At the centre of both books is a naive British trader called Tom Hayes. Sentenced to an amazing 14 years in prison, he is fighting to clear his name.
What these books, and the trials, demonstrate, is that there is no name to clear. Tom Hayes fiddled the Libor. It is beyond reasonable doubt.
But he is a damaged, young and naive individual. He, perhaps understandably, believed his employers would look out for him if things went sour. They did not. To a man, they all wriggled and lied their way out of it.

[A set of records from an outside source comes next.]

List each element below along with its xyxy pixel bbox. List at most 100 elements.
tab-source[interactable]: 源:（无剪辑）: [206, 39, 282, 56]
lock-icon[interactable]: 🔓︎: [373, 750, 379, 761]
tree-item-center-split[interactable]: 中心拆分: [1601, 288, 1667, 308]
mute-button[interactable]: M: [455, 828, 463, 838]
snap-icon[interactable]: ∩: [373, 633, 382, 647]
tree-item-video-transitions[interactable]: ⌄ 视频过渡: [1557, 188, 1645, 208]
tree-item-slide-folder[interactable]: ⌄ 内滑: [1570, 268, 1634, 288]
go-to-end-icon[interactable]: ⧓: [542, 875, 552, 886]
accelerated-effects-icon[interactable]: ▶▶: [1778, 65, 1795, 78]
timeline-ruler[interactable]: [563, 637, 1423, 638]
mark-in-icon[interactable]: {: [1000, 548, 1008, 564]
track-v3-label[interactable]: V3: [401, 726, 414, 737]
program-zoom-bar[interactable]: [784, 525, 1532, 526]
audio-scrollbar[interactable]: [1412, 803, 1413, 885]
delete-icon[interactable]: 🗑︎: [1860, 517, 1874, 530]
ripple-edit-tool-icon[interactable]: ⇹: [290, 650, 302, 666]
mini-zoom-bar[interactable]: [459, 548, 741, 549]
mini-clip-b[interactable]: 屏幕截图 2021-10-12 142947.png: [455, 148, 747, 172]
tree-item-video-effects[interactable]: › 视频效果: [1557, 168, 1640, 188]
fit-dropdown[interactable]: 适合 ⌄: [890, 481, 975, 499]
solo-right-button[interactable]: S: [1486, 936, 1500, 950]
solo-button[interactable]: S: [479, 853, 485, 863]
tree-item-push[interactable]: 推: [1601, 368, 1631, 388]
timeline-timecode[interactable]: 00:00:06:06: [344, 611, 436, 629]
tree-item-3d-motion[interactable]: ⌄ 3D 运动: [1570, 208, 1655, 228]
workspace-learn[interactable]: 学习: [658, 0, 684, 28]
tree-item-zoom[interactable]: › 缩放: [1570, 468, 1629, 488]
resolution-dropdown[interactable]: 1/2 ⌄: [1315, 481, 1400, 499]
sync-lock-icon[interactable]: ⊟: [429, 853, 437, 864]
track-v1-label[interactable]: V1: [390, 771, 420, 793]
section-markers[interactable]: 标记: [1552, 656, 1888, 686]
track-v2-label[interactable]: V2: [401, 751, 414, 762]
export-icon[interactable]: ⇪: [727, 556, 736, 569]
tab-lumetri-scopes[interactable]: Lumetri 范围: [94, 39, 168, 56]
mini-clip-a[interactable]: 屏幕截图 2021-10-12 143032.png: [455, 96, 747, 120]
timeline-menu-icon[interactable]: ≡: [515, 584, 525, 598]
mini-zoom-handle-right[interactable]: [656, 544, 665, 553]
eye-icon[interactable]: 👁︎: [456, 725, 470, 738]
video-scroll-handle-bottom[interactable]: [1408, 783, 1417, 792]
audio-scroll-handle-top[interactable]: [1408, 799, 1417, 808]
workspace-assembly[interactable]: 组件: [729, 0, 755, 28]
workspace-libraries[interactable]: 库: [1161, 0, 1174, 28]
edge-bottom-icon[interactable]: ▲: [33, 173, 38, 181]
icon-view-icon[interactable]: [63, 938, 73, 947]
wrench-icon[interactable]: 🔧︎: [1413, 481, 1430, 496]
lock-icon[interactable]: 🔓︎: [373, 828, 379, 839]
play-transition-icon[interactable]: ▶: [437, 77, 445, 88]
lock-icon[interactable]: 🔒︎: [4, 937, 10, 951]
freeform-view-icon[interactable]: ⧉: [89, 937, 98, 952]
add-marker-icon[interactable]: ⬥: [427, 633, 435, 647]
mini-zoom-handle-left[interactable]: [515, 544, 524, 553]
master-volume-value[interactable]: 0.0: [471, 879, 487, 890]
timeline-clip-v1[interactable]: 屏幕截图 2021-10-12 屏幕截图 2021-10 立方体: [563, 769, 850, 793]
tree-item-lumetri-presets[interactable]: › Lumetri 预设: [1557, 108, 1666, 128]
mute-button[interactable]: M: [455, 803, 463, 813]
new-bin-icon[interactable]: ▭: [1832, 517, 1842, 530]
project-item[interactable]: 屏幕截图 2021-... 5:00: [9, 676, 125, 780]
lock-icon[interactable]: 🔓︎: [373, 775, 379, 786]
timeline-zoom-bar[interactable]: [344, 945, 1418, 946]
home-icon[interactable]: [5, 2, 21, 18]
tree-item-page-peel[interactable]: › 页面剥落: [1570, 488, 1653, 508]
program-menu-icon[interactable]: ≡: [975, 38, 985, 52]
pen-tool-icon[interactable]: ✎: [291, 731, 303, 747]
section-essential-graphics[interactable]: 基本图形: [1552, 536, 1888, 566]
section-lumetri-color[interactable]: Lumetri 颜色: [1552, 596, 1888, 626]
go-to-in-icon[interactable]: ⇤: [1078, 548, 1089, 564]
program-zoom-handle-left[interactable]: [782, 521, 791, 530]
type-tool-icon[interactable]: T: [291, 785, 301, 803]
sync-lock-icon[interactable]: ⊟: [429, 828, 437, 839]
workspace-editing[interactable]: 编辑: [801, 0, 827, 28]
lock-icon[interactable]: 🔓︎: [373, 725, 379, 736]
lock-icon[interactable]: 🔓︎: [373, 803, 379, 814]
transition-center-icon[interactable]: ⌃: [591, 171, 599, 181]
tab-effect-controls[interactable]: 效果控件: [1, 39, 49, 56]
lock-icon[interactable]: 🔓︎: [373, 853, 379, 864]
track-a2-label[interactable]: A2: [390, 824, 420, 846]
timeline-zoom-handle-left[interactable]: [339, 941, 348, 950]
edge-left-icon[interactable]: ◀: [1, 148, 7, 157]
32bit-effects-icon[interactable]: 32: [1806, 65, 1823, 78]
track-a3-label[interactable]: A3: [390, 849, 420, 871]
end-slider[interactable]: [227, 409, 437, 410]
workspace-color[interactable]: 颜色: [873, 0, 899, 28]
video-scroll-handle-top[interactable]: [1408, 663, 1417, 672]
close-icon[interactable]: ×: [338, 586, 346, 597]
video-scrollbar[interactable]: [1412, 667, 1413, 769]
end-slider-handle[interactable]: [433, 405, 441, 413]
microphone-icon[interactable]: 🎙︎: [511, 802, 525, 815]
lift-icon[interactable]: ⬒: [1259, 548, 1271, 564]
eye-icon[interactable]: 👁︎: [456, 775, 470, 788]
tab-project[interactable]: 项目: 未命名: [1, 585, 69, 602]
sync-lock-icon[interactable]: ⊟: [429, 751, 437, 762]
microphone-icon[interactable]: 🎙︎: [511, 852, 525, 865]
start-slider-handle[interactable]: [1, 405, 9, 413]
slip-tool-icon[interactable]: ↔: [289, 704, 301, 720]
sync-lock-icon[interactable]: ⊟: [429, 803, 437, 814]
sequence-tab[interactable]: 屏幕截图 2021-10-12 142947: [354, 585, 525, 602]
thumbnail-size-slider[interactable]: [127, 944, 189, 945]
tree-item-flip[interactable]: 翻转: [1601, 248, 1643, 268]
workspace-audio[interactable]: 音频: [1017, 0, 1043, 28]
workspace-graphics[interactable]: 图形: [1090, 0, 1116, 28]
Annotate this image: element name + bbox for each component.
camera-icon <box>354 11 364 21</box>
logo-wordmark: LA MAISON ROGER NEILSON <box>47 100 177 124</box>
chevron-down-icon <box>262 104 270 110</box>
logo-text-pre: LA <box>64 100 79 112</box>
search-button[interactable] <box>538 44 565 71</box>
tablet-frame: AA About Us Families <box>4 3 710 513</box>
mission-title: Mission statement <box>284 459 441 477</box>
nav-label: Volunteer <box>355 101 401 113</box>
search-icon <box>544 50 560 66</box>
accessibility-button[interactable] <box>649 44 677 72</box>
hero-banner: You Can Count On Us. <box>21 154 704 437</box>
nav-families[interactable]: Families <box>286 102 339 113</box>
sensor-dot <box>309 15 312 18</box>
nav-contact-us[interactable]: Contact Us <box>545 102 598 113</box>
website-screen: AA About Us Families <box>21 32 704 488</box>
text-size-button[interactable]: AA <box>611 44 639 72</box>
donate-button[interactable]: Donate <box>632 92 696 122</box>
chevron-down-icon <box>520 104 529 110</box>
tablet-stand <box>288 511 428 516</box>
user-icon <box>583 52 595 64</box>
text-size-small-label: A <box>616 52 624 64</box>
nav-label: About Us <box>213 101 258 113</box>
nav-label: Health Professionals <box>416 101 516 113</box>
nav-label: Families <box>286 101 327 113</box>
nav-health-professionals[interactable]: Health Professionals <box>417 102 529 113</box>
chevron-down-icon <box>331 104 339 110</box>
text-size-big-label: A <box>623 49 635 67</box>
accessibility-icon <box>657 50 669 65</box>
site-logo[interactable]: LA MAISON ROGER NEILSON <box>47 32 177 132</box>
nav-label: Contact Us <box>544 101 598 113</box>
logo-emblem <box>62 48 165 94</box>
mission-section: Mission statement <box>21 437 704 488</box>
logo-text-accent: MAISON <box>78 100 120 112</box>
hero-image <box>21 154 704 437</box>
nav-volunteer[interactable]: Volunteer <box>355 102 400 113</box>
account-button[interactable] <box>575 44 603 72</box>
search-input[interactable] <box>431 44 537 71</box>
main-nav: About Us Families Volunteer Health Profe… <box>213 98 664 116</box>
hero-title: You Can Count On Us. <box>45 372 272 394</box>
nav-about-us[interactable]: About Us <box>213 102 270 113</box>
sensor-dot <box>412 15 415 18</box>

Well the final reckoning is overdue. Now that the Old Lady of Threadneedle Street has herself been implicated, the gloves are about to come off. The Bank of England allegations are not new. But as United Airlines has found, tapes have a habit of focusing public opinion. Like the glass prism on Pink Floyd’s most famous album, nothing hits harder than video and audio. Internet chat conversations can be interpreted, played down, laughed off as a joke. But the human ear, like the human voice, is capable of understanding nuance. Most of us can tell a joke from a lie, and a lie from the truth.
Was anyone surprised that Bank of England was encouraging banks to lie about Libor? Not really. The only scandal here is the inevitable cover-up.
I owe it to Tom Hayes, and so do you, to see justice done. Not until there are trials of all the executives and managers, and the regulators around the world, will justice have been done. Tom Hayes has paid a heavy price for youthful exuberance. He could have had no idea how his actions would ripple through the markets around the world. But, as The Fix points out, this was a disaster waiting to happen. Libor rigging was not merely possible, it was inevitable, and it is a human tragedy that fate singled out Tom Hayes for punishment.
Hayes is not innocent. But he is not as guilty as they would want you to think. Answer this: if everyone in power wants you to look at the fall guy, what are they trying to hide?